It’s time to throw a ton of shrimp on the barbie and get grilling with this shell-on recipe.
If you’re looking for a recipe that is ALL about celebrating the simplicity of perfectly grilled shrimp that has been kissed by charcoal – this is it. No complicated flavors, no over the top marinades, just a recipe that lets the fresh seafood and the grill be the stars of the show.
When it comes to grilling shrimp, keeping the shell on definitely has the advantage. The idea of leaving the shell on is primarily to protect the tender meat. It provides a more robust layer to shield against the flame, a heat deflector, if you will. Charcoal grilling lends the most superb flavor to shrimp, and I’ve experimented quite a bit with the best way to grill a shell-on shrimp. I’ve left them completely whole in a marinade, tried them with peeled the tail portions, and also butterflied them open while leaving the shell intact.

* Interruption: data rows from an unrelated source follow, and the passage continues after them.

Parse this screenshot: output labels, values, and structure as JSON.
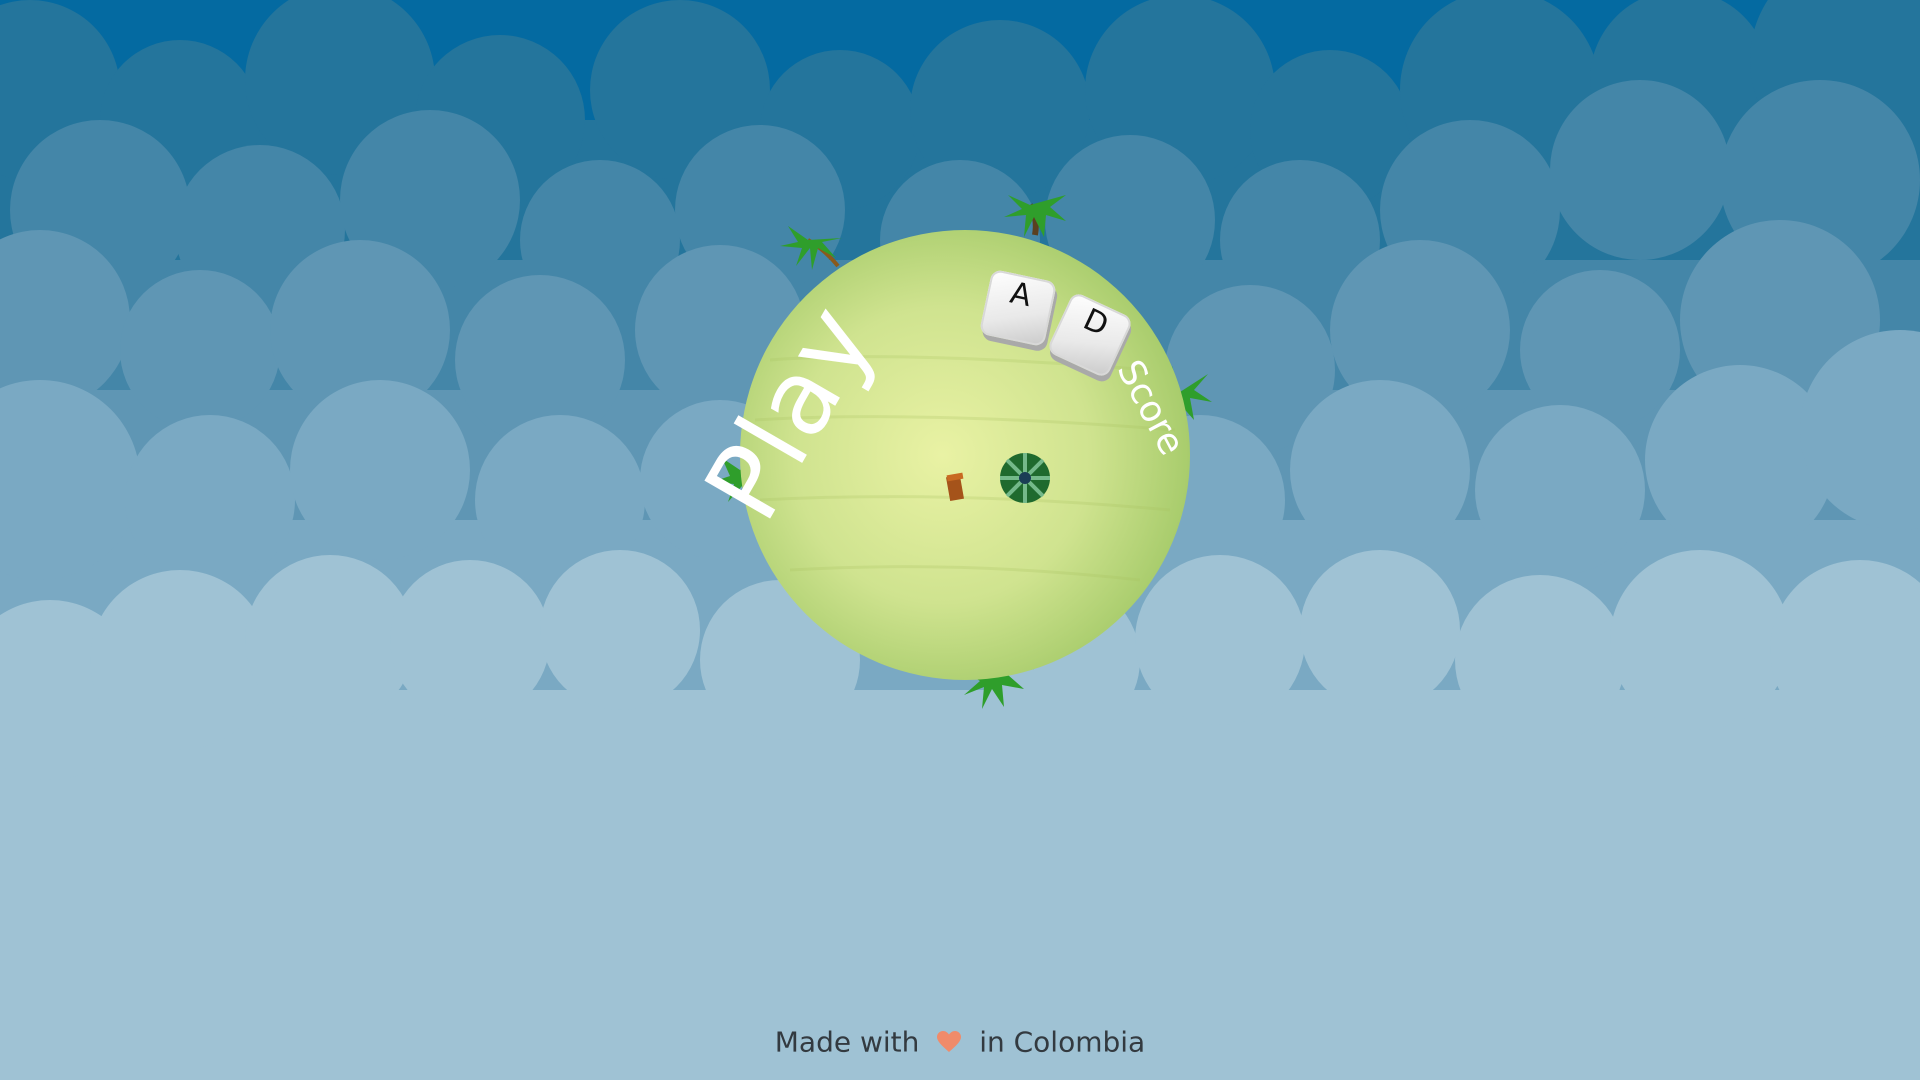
{
  "menu": {
    "play_label": "Play",
    "score_label": "Score"
  },
  "controls": {
    "left_key": "A",
    "right_key": "D"
  },
  "footer": {
    "prefix": "Made with",
    "suffix": "in Colombia",
    "icon": "heart-icon"
  },
  "colors": {
    "sky_top": "#046aa1",
    "planet": "#c9e08c",
    "palm_leaves": "#2f9e2b",
    "heart": "#f08b6a",
    "text_light": "#ffffff",
    "footer_text": "#333a40"
  }
}
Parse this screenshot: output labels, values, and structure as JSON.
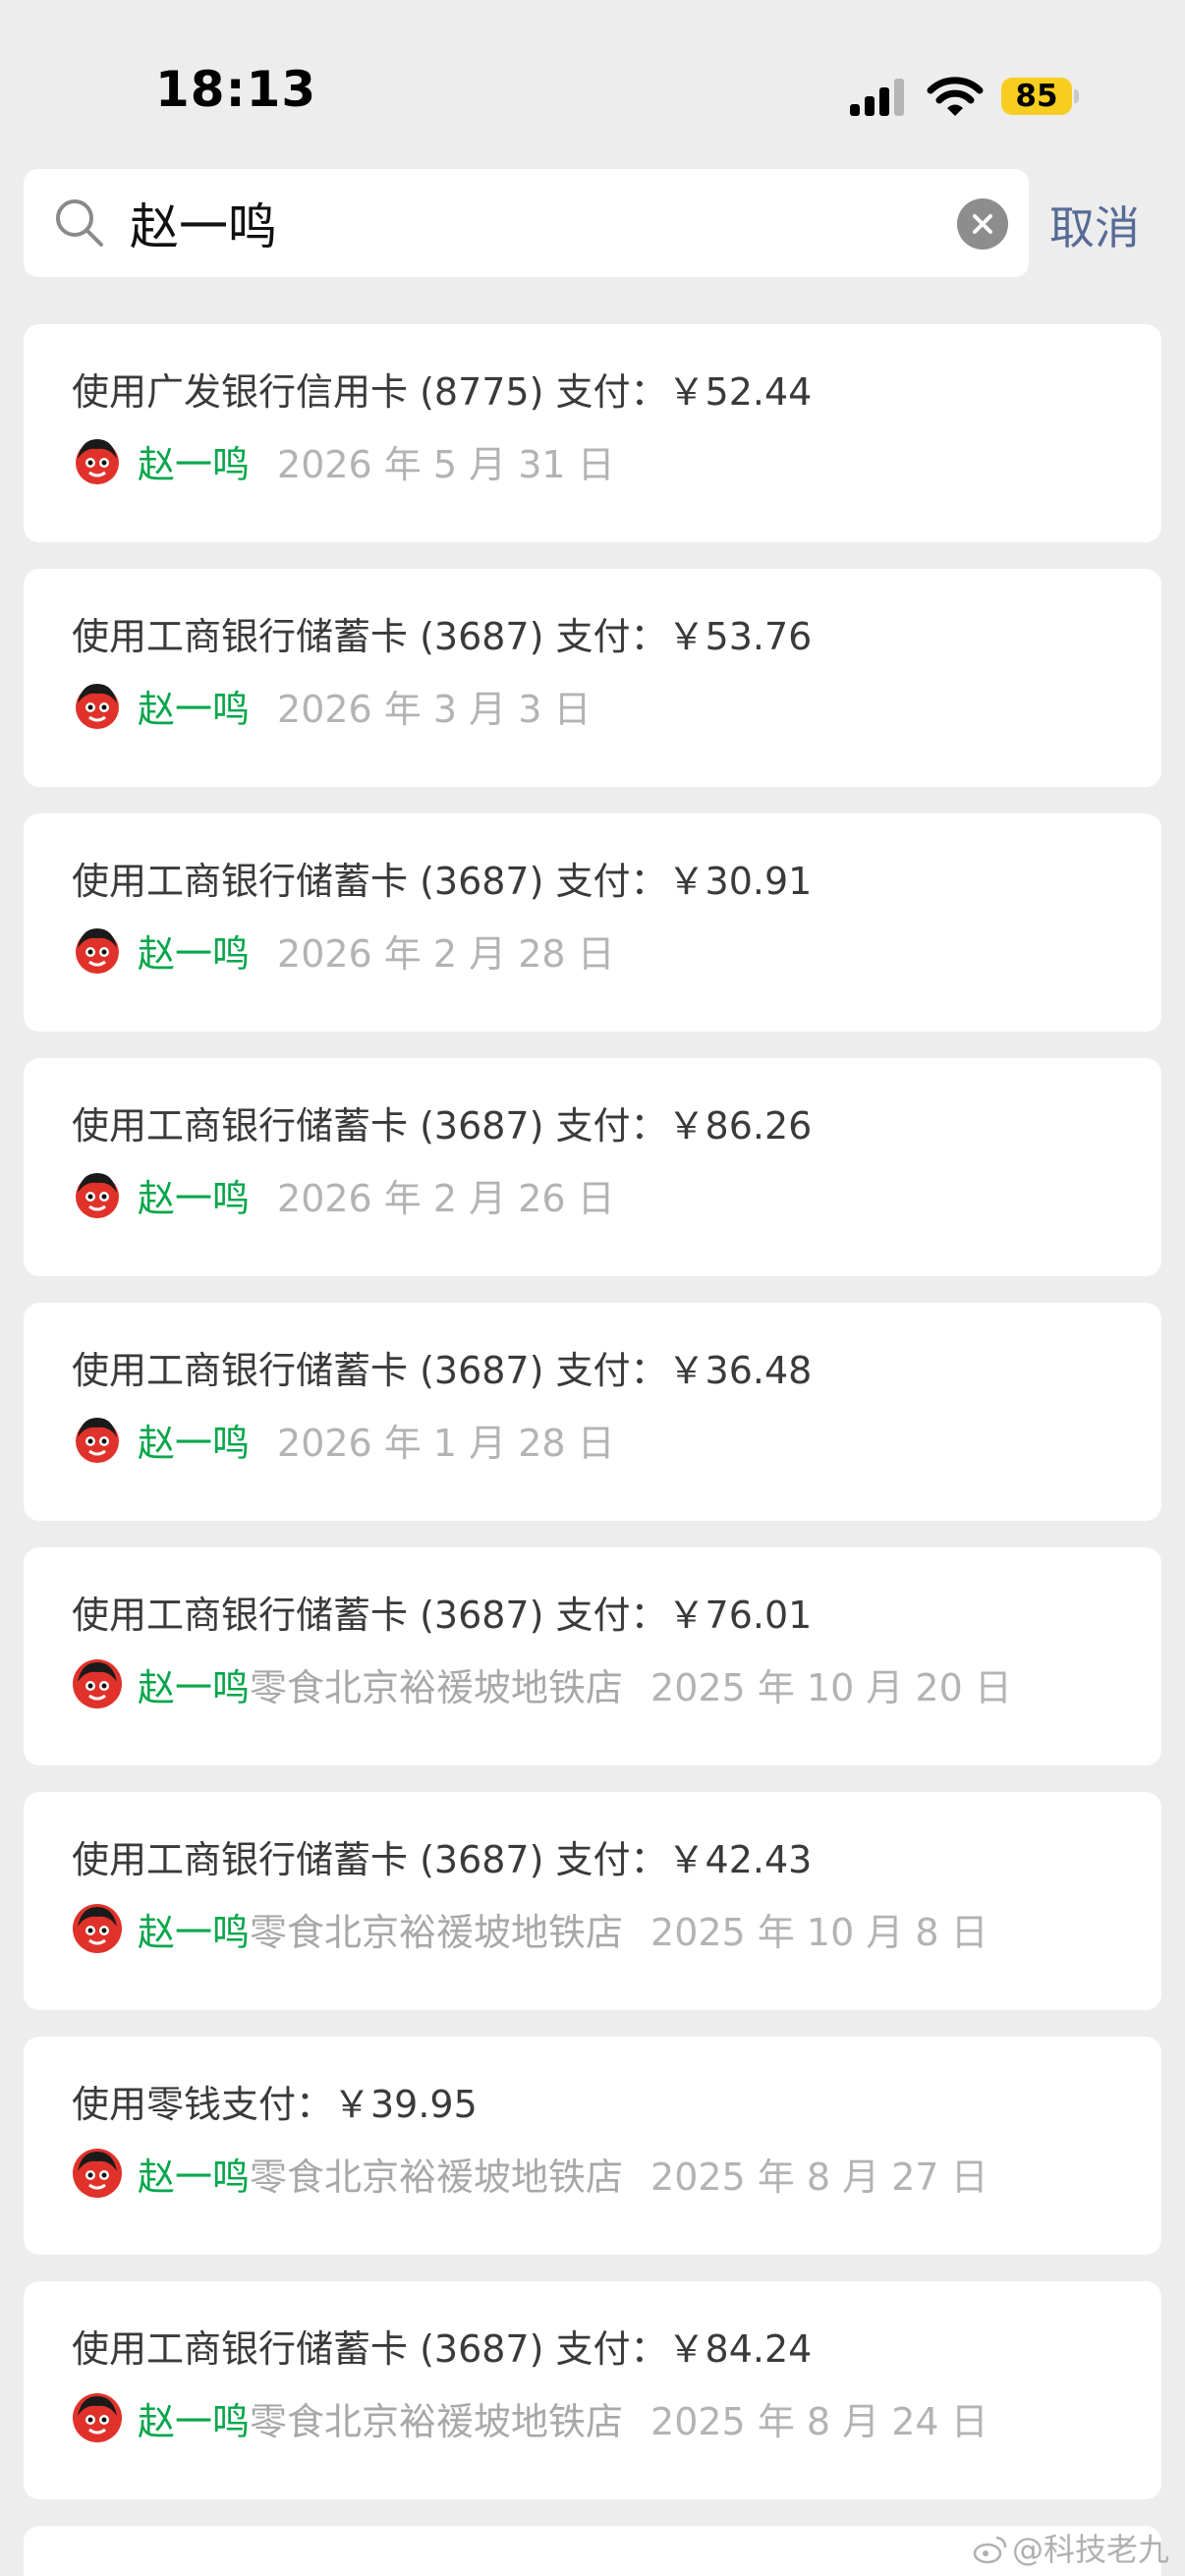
{
  "status_bar": {
    "time": "18:13",
    "battery": "85",
    "battery_color": "#f7ce1f"
  },
  "search": {
    "value": "赵一鸣",
    "cancel_label": "取消"
  },
  "colors": {
    "name_green": "#07a64b",
    "cancel_blue": "#576b95"
  },
  "transactions": [
    {
      "payment": "使用广发银行信用卡 (8775) 支付：￥52.44",
      "name": "赵一鸣",
      "store": "",
      "date": "2026 年 5 月 31 日"
    },
    {
      "payment": "使用工商银行储蓄卡 (3687) 支付：￥53.76",
      "name": "赵一鸣",
      "store": "",
      "date": "2026 年 3 月 3 日"
    },
    {
      "payment": "使用工商银行储蓄卡 (3687) 支付：￥30.91",
      "name": "赵一鸣",
      "store": "",
      "date": "2026 年 2 月 28 日"
    },
    {
      "payment": "使用工商银行储蓄卡 (3687) 支付：￥86.26",
      "name": "赵一鸣",
      "store": "",
      "date": "2026 年 2 月 26 日"
    },
    {
      "payment": "使用工商银行储蓄卡 (3687) 支付：￥36.48",
      "name": "赵一鸣",
      "store": "",
      "date": "2026 年 1 月 28 日"
    },
    {
      "payment": "使用工商银行储蓄卡 (3687) 支付：￥76.01",
      "name": "赵一鸣",
      "store": "零食北京裕禐坡地铁店",
      "date": "2025 年 10 月 20 日"
    },
    {
      "payment": "使用工商银行储蓄卡 (3687) 支付：￥42.43",
      "name": "赵一鸣",
      "store": "零食北京裕禐坡地铁店",
      "date": "2025 年 10 月 8 日"
    },
    {
      "payment": "使用零钱支付：￥39.95",
      "name": "赵一鸣",
      "store": "零食北京裕禐坡地铁店",
      "date": "2025 年 8 月 27 日"
    },
    {
      "payment": "使用工商银行储蓄卡 (3687) 支付：￥84.24",
      "name": "赵一鸣",
      "store": "零食北京裕禐坡地铁店",
      "date": "2025 年 8 月 24 日"
    }
  ],
  "watermark": "@科技老九"
}
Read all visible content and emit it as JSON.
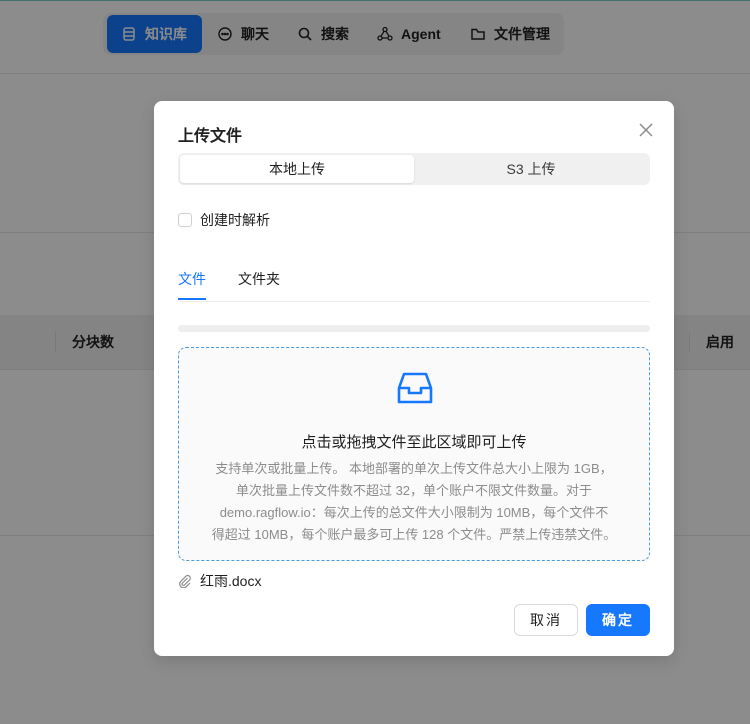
{
  "nav": {
    "items": [
      {
        "label": "知识库",
        "icon": "database-icon",
        "active": true
      },
      {
        "label": "聊天",
        "icon": "chat-bubble-icon",
        "active": false
      },
      {
        "label": "搜索",
        "icon": "search-icon",
        "active": false
      },
      {
        "label": "Agent",
        "icon": "agent-graph-icon",
        "active": false
      },
      {
        "label": "文件管理",
        "icon": "folder-icon",
        "active": false
      }
    ]
  },
  "table": {
    "headers": [
      "分块数",
      "启用"
    ]
  },
  "modal": {
    "title": "上传文件",
    "segments": [
      "本地上传",
      "S3 上传"
    ],
    "parse_on_create_label": "创建时解析",
    "tabs": [
      "文件",
      "文件夹"
    ],
    "dropzone": {
      "title": "点击或拖拽文件至此区域即可上传",
      "hint_lines": [
        "支持单次或批量上传。 本地部署的单次上传文件总大小上限为 1GB，",
        "单次批量上传文件数不超过 32，单个账户不限文件数量。对于",
        "demo.ragflow.io：每次上传的总文件大小限制为 10MB，每个文件不",
        "得超过 10MB，每个账户最多可上传 128 个文件。严禁上传违禁文件。"
      ]
    },
    "file_name": "红雨.docx",
    "cancel_label": "取消",
    "ok_label": "确定"
  },
  "colors": {
    "accent": "#1677ff",
    "mask": "rgba(0,0,0,0.45)",
    "dropzone_border": "#4a9ae0"
  }
}
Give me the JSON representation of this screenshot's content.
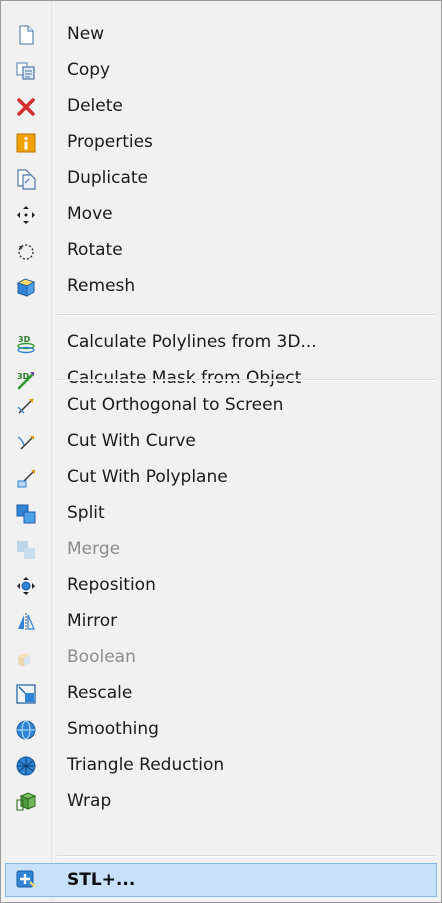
{
  "menu": {
    "groups": [
      {
        "items": [
          {
            "label": "New",
            "icon": "new-page-icon"
          },
          {
            "label": "Copy",
            "icon": "copy-icon"
          },
          {
            "label": "Delete",
            "icon": "delete-x-icon",
            "color": "#d32f2f"
          },
          {
            "label": "Properties",
            "icon": "info-icon",
            "color": "#f0a000"
          },
          {
            "label": "Duplicate",
            "icon": "duplicate-icon"
          },
          {
            "label": "Move",
            "icon": "move-arrows-icon"
          },
          {
            "label": "Rotate",
            "icon": "rotate-icon"
          },
          {
            "label": "Remesh",
            "icon": "remesh-cube-icon",
            "color": "#2f84d6"
          }
        ]
      },
      {
        "items": [
          {
            "label": "Calculate Polylines from 3D...",
            "icon": "polylines-3d-icon"
          },
          {
            "label": "Calculate Mask from Object",
            "icon": "mask-3d-icon"
          }
        ]
      },
      {
        "items": [
          {
            "label": "Cut Orthogonal to Screen",
            "icon": "cut-orthogonal-icon"
          },
          {
            "label": "Cut With Curve",
            "icon": "cut-curve-icon"
          },
          {
            "label": "Cut With Polyplane",
            "icon": "cut-polyplane-icon"
          },
          {
            "label": "Split",
            "icon": "split-icon"
          },
          {
            "label": "Merge",
            "icon": "merge-icon",
            "disabled": true
          },
          {
            "label": "Reposition",
            "icon": "reposition-icon"
          },
          {
            "label": "Mirror",
            "icon": "mirror-icon"
          },
          {
            "label": "Boolean",
            "icon": "boolean-icon",
            "disabled": true
          },
          {
            "label": "Rescale",
            "icon": "rescale-icon"
          },
          {
            "label": "Smoothing",
            "icon": "smoothing-icon"
          },
          {
            "label": "Triangle Reduction",
            "icon": "triangle-reduction-icon"
          },
          {
            "label": "Wrap",
            "icon": "wrap-icon"
          }
        ]
      },
      {
        "items": [
          {
            "label": "STL+...",
            "icon": "stl-plus-icon",
            "highlighted": true
          }
        ]
      }
    ]
  },
  "colors": {
    "menu_bg": "#f1f1f1",
    "highlight_bg": "#c6e1f9",
    "highlight_border": "#86b9e8",
    "disabled_text": "#8c8c8c",
    "accent_blue": "#2f84d6"
  }
}
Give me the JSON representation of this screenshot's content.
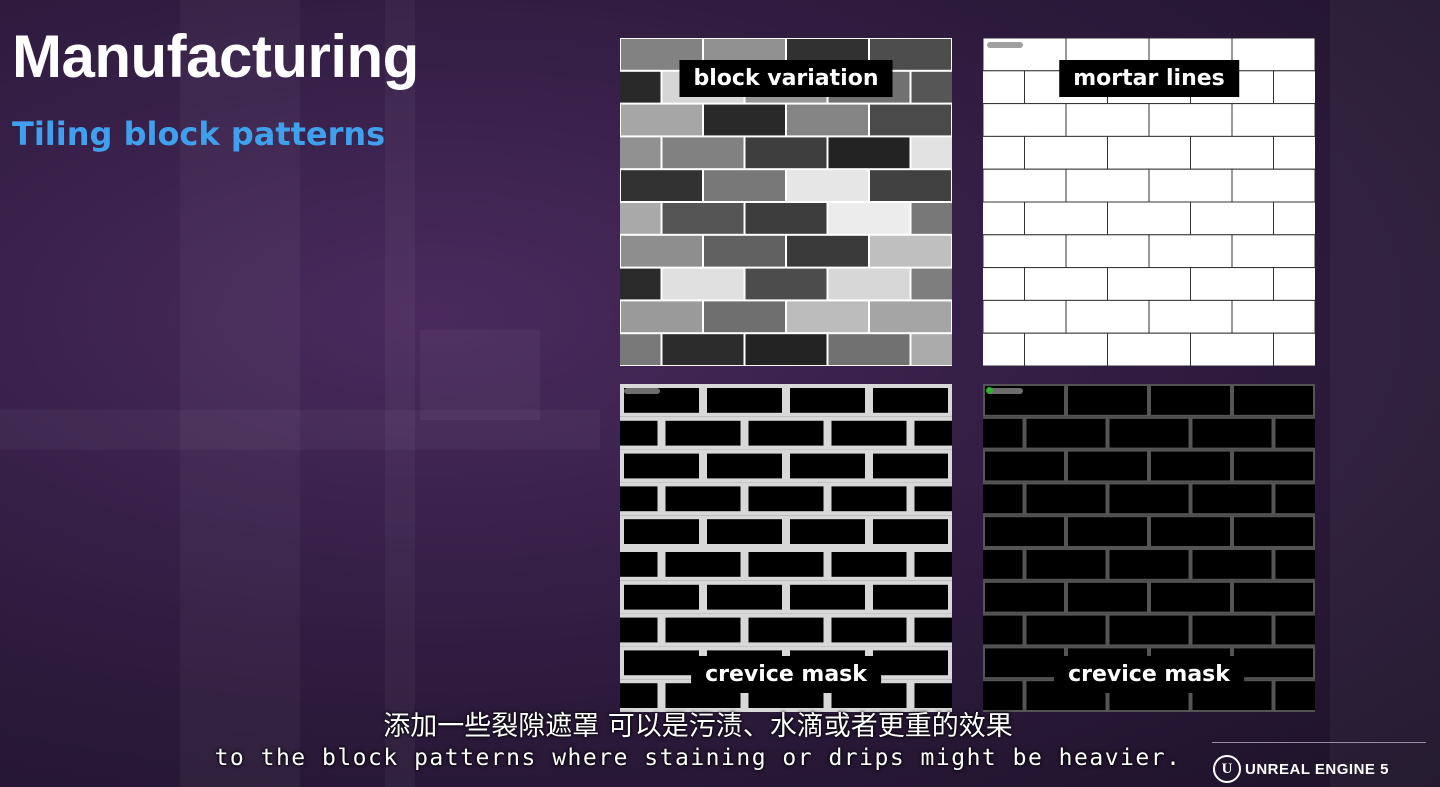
{
  "slide": {
    "title": "Manufacturing",
    "subtitle": "Tiling block patterns",
    "title_color": "#ffffff",
    "subtitle_color": "#3fa0ee"
  },
  "panels": [
    {
      "label": "block variation",
      "kind": "block-variation"
    },
    {
      "label": "mortar lines",
      "kind": "mortar-lines"
    },
    {
      "label": "crevice mask",
      "kind": "crevice-mask-strong"
    },
    {
      "label": "crevice mask",
      "kind": "crevice-mask-soft"
    }
  ],
  "captions": {
    "chinese": "添加一些裂隙遮罩 可以是污渍、水滴或者更重的效果",
    "english": "to the block patterns where staining or drips might be heavier."
  },
  "branding": {
    "logo_mark": "U",
    "logo_text": "UNREAL ENGINE 5",
    "logo_icon": "unreal-engine-logo-icon"
  }
}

The main issue with leaving them completely whole is that while they get a great color and appearance, you’re peeling away all that amazing flavor when you remove and discard the shells. It’s nearly a food-tease! There’s so much visual promise, but they don’t taste at all how they look. That’s why this butterfly method is actually my favorite. It’s very simple, but it really does let the delicate sweet flavor of the shrimp shine AND lets you taste all those lovely charred edges, too.
When it comes to grilling shrimp, buying extra large size is also a great idea for three reasons. First, the bigger the protein, the better it can handle the heat. This principle applies to most meats – the thickness of steaks, keeping muscles whole, etc. So, the larger your shrimp, the longer it takes for them to dry out. Second, larger shrimp are less likely to fall through the gaps in your grill grate and are certainly easier to manoeuvre with tongs than fiddly little ones! Third and finally, why on earth WOULDN’T you want more shrimp per bite?!
A few tips for this grilled shrimp recipe:
- I dry brine the shrimp in advance to make sure they have a lovely salty flavor to the flesh, it doesn’t take more than 20-30 minutes and is an easy way to quickly improve flavor.
- Following advice from Serious Eats, I add a pinch of baking soda to the shrimp so they have a firm and snappy texture (as opposed to slightly mushy). It does turn the shells a little white, but the texture is SO worth it. So the final brine recipe is: 1 teaspoon of kosher salt and 1/4 teaspoon of baking soda per pound of shrimp.
- The right knife can do wonders for butterflying the shell-on shrimp, and the best tool for this task is the Gerber Vital. It’s got replaceable blades just like a scalpel, but they’re small enough to give you lots of control.